Response to “Playing for Keeps: An Evolutionary Perspective on Human Games”

Although I had arrived at some of the same conclusions myself before reading the article, I was particularly pleased by one thought in particular, inspired by the article’s analysis.  It has always seemed strange to me that we often find lying and exposing another’s gullibility to be funny.  This article proposes that all play is preparation for adult skills demanding similar processes.  When one teasingly lies, one is playing in order to learn how to tell others lies and how to detect lies when others exploit them.  That is also why saying “I got you” is such an integral part of the sequence.  Without the final confession and re-confederation, one is actually lying to profit from the other person without their knowledge.  Given that we are so socially dependent, it makes a good deal of sense that we practice betrayal and betrayal recognition in a playful way.
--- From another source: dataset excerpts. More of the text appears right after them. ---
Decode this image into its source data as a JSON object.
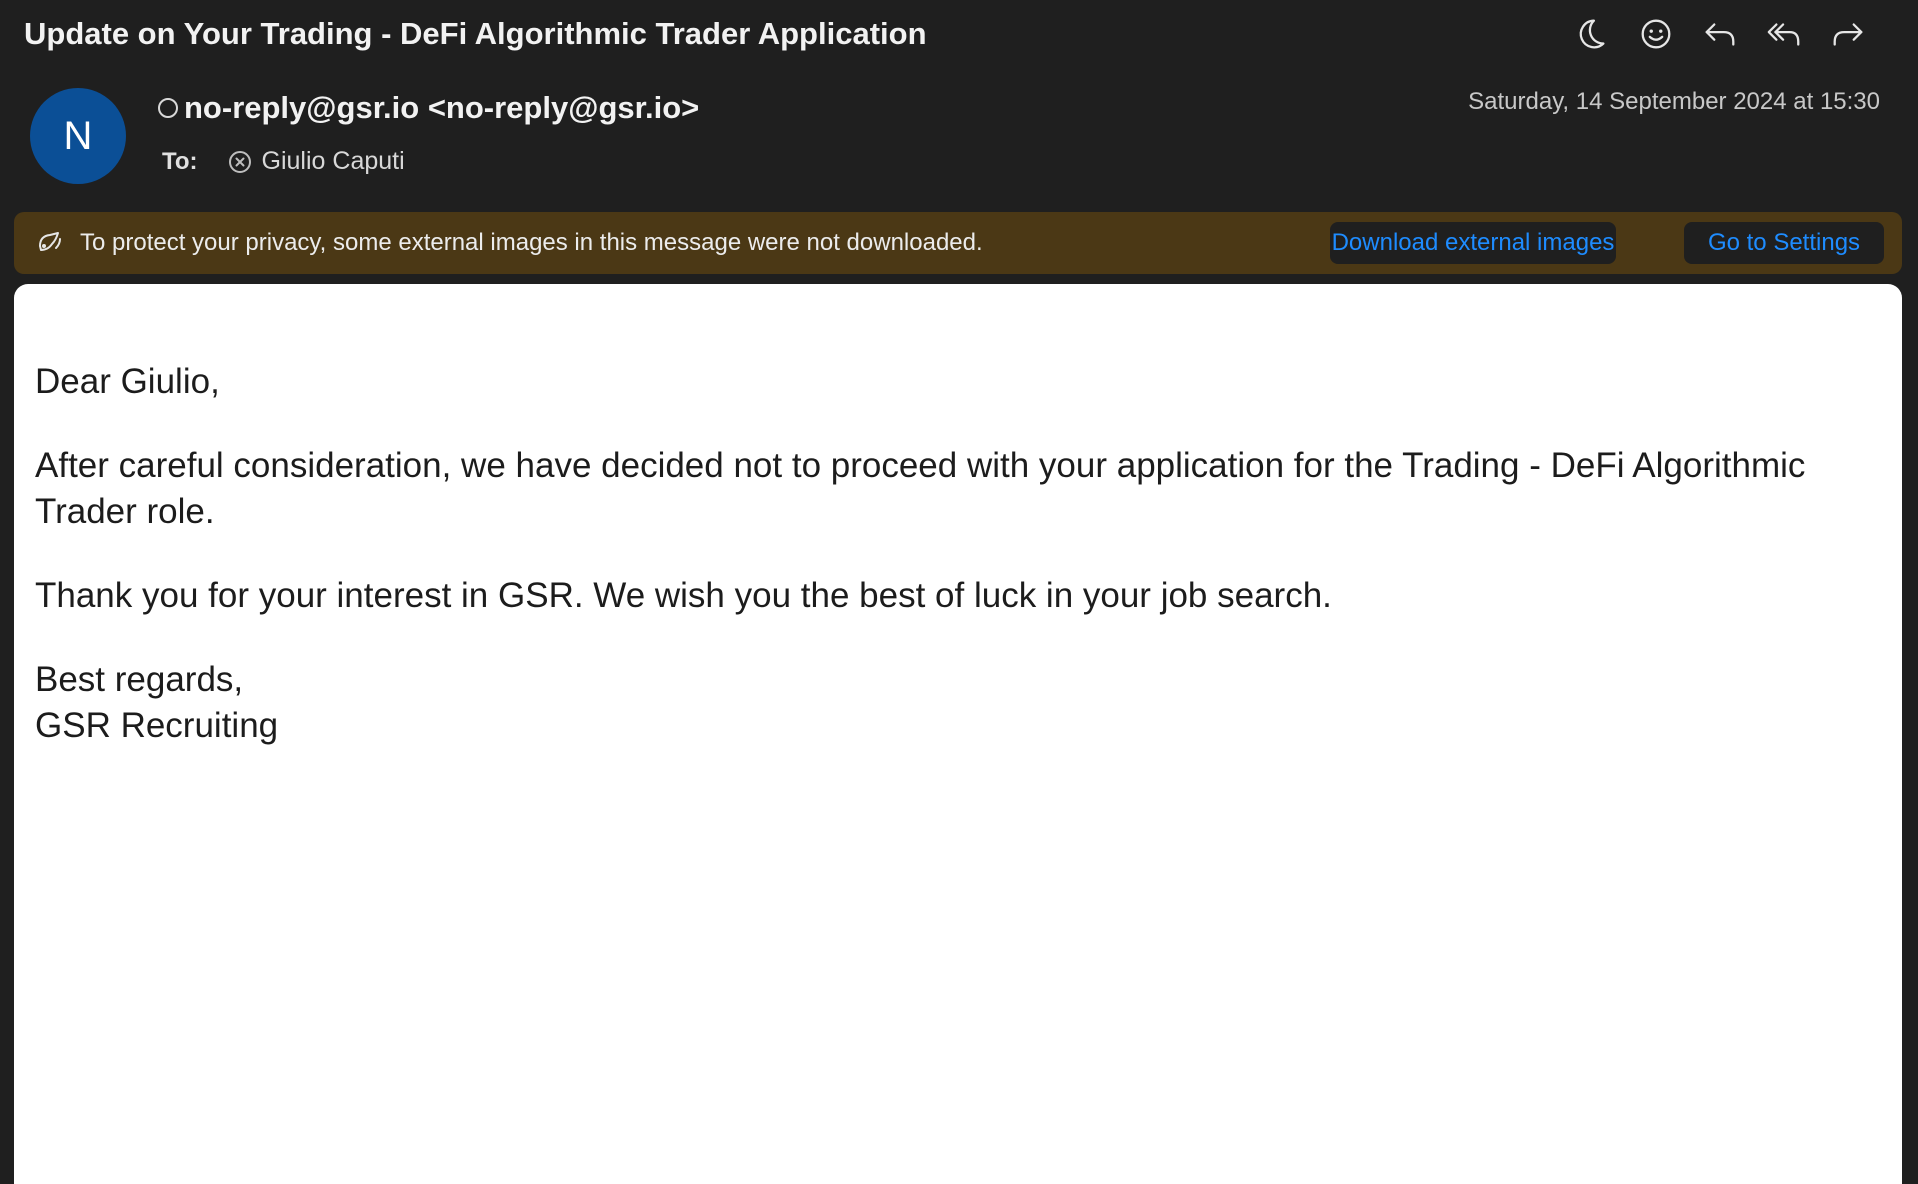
{
  "header": {
    "subject": "Update on Your Trading - DeFi Algorithmic Trader Application",
    "toolbar": [
      {
        "icon": "moon-icon"
      },
      {
        "icon": "smiley-icon"
      },
      {
        "icon": "reply-icon"
      },
      {
        "icon": "reply-all-icon"
      },
      {
        "icon": "forward-icon"
      }
    ]
  },
  "sender": {
    "avatar_initial": "N",
    "avatar_color": "#0b4f96",
    "name": "no-reply@gsr.io <no-reply@gsr.io>",
    "date": "Saturday, 14 September 2024 at 15:30"
  },
  "recipients": {
    "to_label": "To:",
    "name": "Giulio Caputi"
  },
  "privacy_banner": {
    "text": "To protect your privacy, some external images in this message were not downloaded.",
    "download_label": "Download external images",
    "settings_label": "Go to Settings",
    "background": "#4b3815",
    "link_color": "#1e8cff"
  },
  "message": {
    "greeting": "Dear Giulio,",
    "paragraph1": "After careful consideration, we have decided not to proceed with your application for the Trading - DeFi Algorithmic Trader role.",
    "paragraph2": "Thank you for your interest in GSR. We wish you the best of luck in your job search.",
    "closing": "Best regards,",
    "signature": "GSR Recruiting"
  }
}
This idea fits in line with the theory that we play sports games to learn how to organize for warfare, we make witticisms to contend in displays of intelligence, we play hide-and-go seek to learn how to cache ourselves from predators and enemies and to track those we seek to eliminate.

However, it is notable that humans have also remade play into a non-instructive pursuit.  People play games as ends not means.  If games were merely vehicles to encourage practice and training, we would not see adults playing games at all.  Typically, as an adult–save for a few exceptions–games do not improve one’s talent as a breadwinner.  This paper lacks an adequate explanation for why adults continue to play games for their entire lives, whereas other mature animals lose interest.  

Here’s a possible explanation.  As remarked on in class, a number of post-Marxist political philosophers including Noam Chomsky and Guy de Bord have argued that organized entertainment is tool of the state used to distract the masses from their disenfranchisement.  Marx himself is, of course, well known for stating in the same vein that religion is the opiate of the masses.  However, organized sport and forms of communal entertainment are more deeply rooted historically than the state.  Adult play is rightly a distraction–but not a distraction imposed by the state.  This is speculation, but I think that most forms of adult play serve to distract from the paralyzing force of nihilism.

At some epoch in human evolutionary history, proto-humans began to conceive of death.  This was perhaps a gradual awakening.  The first conceptions of death need not have been as verbalized as ours are today.  However, once proto-humans had begun to understand death through some form of representation, they were likely to have encountered feelings of uncomprehending fear, finally unfolding in depression–more or less the feelings that all atheists have encountered at some point in their lives.  There must have been a vast selective pressure against this kind of analysis.  Those who dwelled on the inevitability and ruthlessness of death were, as now, impaired in their fitness.  As behavioral defenses against ontological purposelesness, proto-humans evolved, invented, and embraced rituals, philosophies, games, music, dance, and other hobbies.  

In fact, there must have been a selective pressure on these behaviors (whether caused by conceptions of death or by some other means).  Otherwise, they would not be attested so universally.